Yes, teachers are 80% of the budget, but the other 20% is no joke and every student who leaves cause that 20% to decrease as well.

Anonymous said…
I was at the meeting last night, I really appreciated that he took time from his schedule to come and for his honesty. Very refreshing. His view is very much like all of us about the frustration and the lack of thought process on how SPS will move forward with a plan. There is clearly a better way to go about it. He repeatedly say ‘I will not be pushed into a corner to pass this action unless you the Board can provide a better solution’
Anonymous said…
My son moved to HCC this year after the advanced learning at his neighborhood school existed in name only with no advanced curriculum.

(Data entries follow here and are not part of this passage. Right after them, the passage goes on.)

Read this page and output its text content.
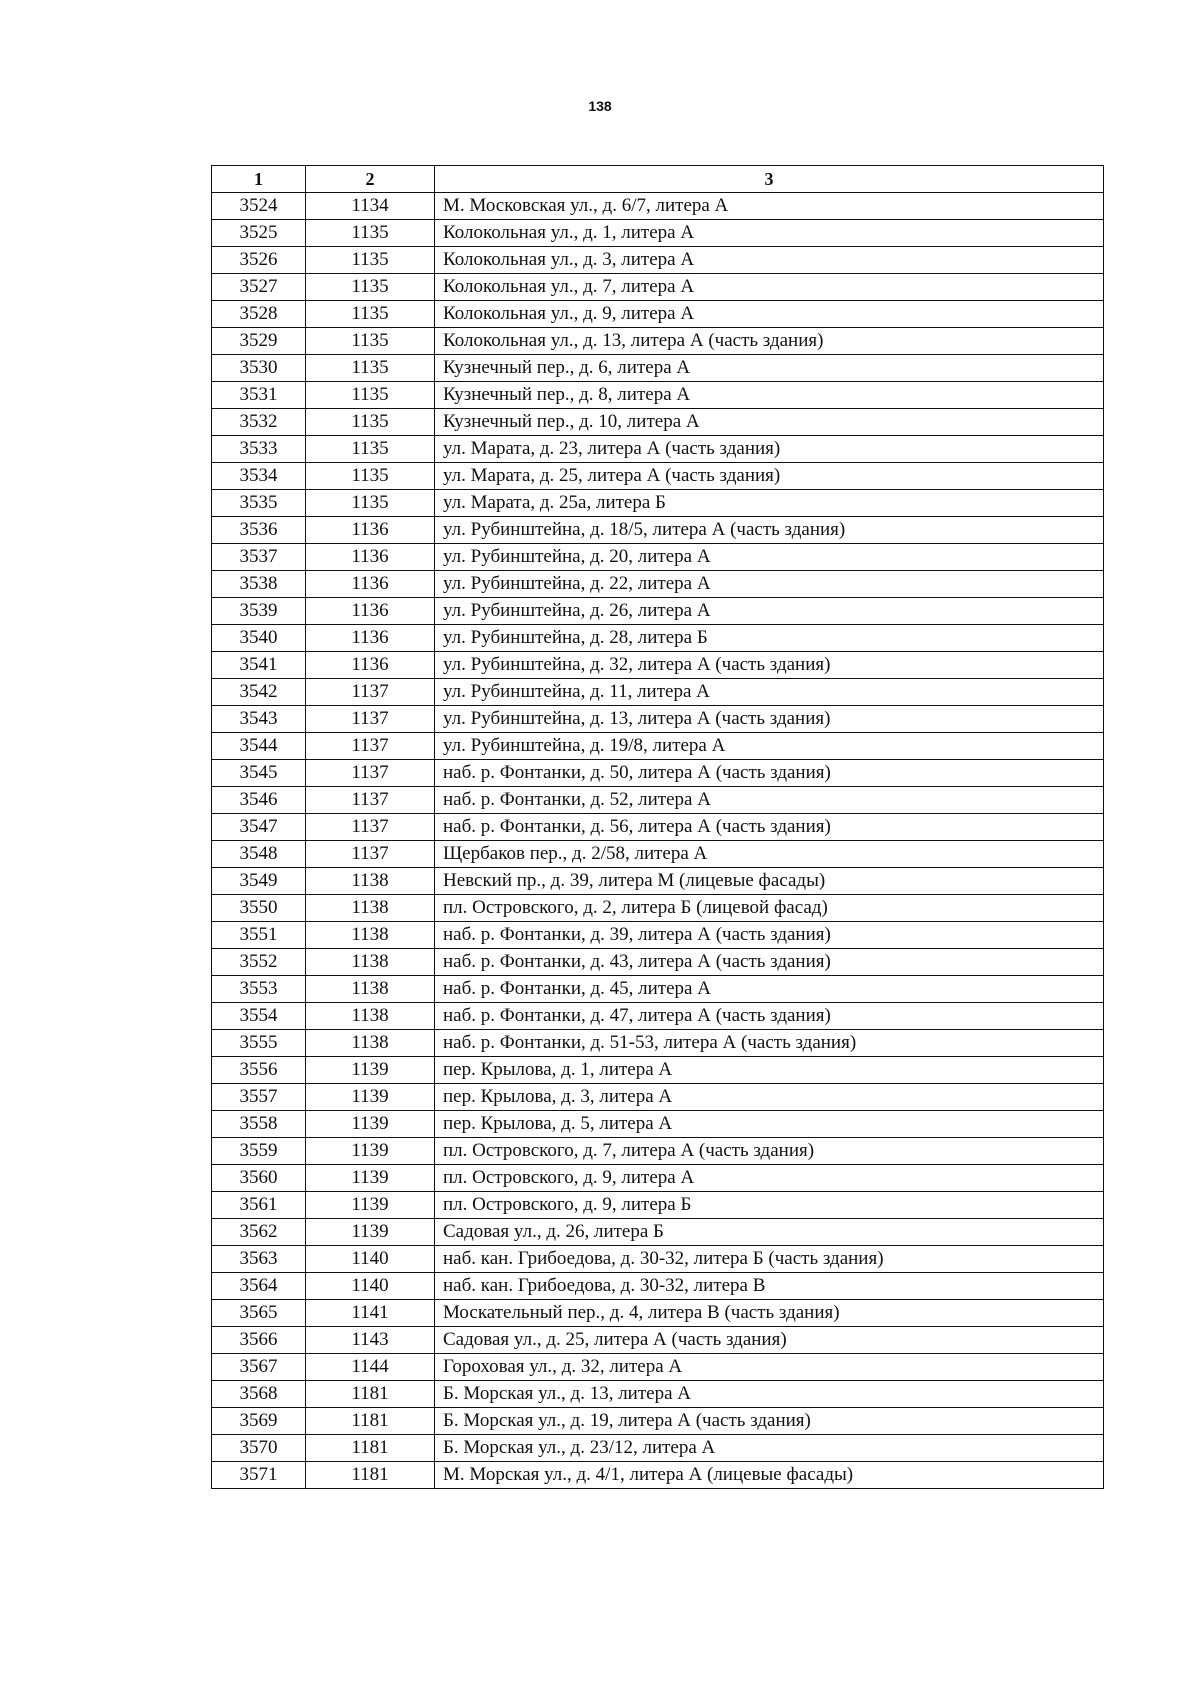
138
1	2	3
3524	1134	М. Московская ул., д. 6/7, литера А
3525	1135	Колокольная ул., д. 1, литера А
3526	1135	Колокольная ул., д. 3, литера А
3527	1135	Колокольная ул., д. 7, литера А
3528	1135	Колокольная ул., д. 9, литера А
3529	1135	Колокольная ул., д. 13, литера А (часть здания)
3530	1135	Кузнечный пер., д. 6, литера А
3531	1135	Кузнечный пер., д. 8, литера А
3532	1135	Кузнечный пер., д. 10, литера А
3533	1135	ул. Марата, д. 23, литера А (часть здания)
3534	1135	ул. Марата, д. 25, литера А (часть здания)
3535	1135	ул. Марата, д. 25а, литера Б
3536	1136	ул. Рубинштейна, д. 18/5, литера А (часть здания)
3537	1136	ул. Рубинштейна, д. 20, литера А
3538	1136	ул. Рубинштейна, д. 22, литера А
3539	1136	ул. Рубинштейна, д. 26, литера А
3540	1136	ул. Рубинштейна, д. 28, литера Б
3541	1136	ул. Рубинштейна, д. 32, литера А (часть здания)
3542	1137	ул. Рубинштейна, д. 11, литера А
3543	1137	ул. Рубинштейна, д. 13, литера А (часть здания)
3544	1137	ул. Рубинштейна, д. 19/8, литера А
3545	1137	наб. р. Фонтанки, д. 50, литера А (часть здания)
3546	1137	наб. р. Фонтанки, д. 52, литера А
3547	1137	наб. р. Фонтанки, д. 56, литера А (часть здания)
3548	1137	Щербаков пер., д. 2/58, литера А
3549	1138	Невский пр., д. 39, литера М (лицевые фасады)
3550	1138	пл. Островского, д. 2, литера Б (лицевой фасад)
3551	1138	наб. р. Фонтанки, д. 39, литера А (часть здания)
3552	1138	наб. р. Фонтанки, д. 43, литера А (часть здания)
3553	1138	наб. р. Фонтанки, д. 45, литера А
3554	1138	наб. р. Фонтанки, д. 47, литера А (часть здания)
3555	1138	наб. р. Фонтанки, д. 51-53, литера А (часть здания)
3556	1139	пер. Крылова, д. 1, литера А
3557	1139	пер. Крылова, д. 3, литера А
3558	1139	пер. Крылова, д. 5, литера А
3559	1139	пл. Островского, д. 7, литера А (часть здания)
3560	1139	пл. Островского, д. 9, литера А
3561	1139	пл. Островского, д. 9, литера Б
3562	1139	Садовая ул., д. 26, литера Б
3563	1140	наб. кан. Грибоедова, д. 30-32, литера Б (часть здания)
3564	1140	наб. кан. Грибоедова, д. 30-32, литера В
3565	1141	Москательный пер., д. 4, литера В (часть здания)
3566	1143	Садовая ул., д. 25, литера А (часть здания)
3567	1144	Гороховая ул., д. 32, литера А
3568	1181	Б. Морская ул., д. 13, литера А
3569	1181	Б. Морская ул., д. 19, литера А (часть здания)
3570	1181	Б. Морская ул., д. 23/12, литера А
3571	1181	М. Морская ул., д. 4/1, литера А (лицевые фасады)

He is finally learning things that require him to think. If HCC doesn’t have a dedicated class it doesn’t exist and we will be leaving the district. I expect many other parents to make the same decision.
Anonymous said…
So Joe is not happy. Sarah is not happy. Gina is not happy. Liza is not happy. Michelle is not happy. Brandon is not happy. Evan is not happy.
They WILL reject the “plan without a plan” presented by Brent, and we will watch it in real time. Pass the popcorn.

Just Facts
Outsider said…
It's easy to lose perspective in a forum like this, and overestimate the importance of, or investment in public schools by the wider society. Most Seattle voters don't have children currently in school. At election time, they check the Stranger or Seattle Times endorsements, and generally vote for who ever is the "most progressive" in some abstract sense. Most voters have no personal stake in how schools are run, and have little understanding of the experience of current Seattle students. If they "support public schools," it's based on a nostalgic vision of the schools they personally attended decades ago, and they assume "supporting public schools" means enabling the powers that be to do what they want.

If you say SPS dysfunction will make families with children leave the city -- it cuts different ways with different voters. Non-breeders who rent, whose main concern is high housing costs, will do a quiet little jig and vote for more of the same next round. Parents of students in option schools, or students with advanced learning designation, make up a very small segment of the electorate. A large majority voters are indifferent to those things, or actively hostile based on their ideology.

School board members may squirm when confronting rooms full of angry parents, but that doesn't mean they won't vote for the "progressive" vision of fewer, larger, all-the-same schools, and then cruise to re-election if they want.
Anonymous said…
I emailed the Board on closures and Joe is so far the first and only to respond. SO happy to see some energy and leadership here.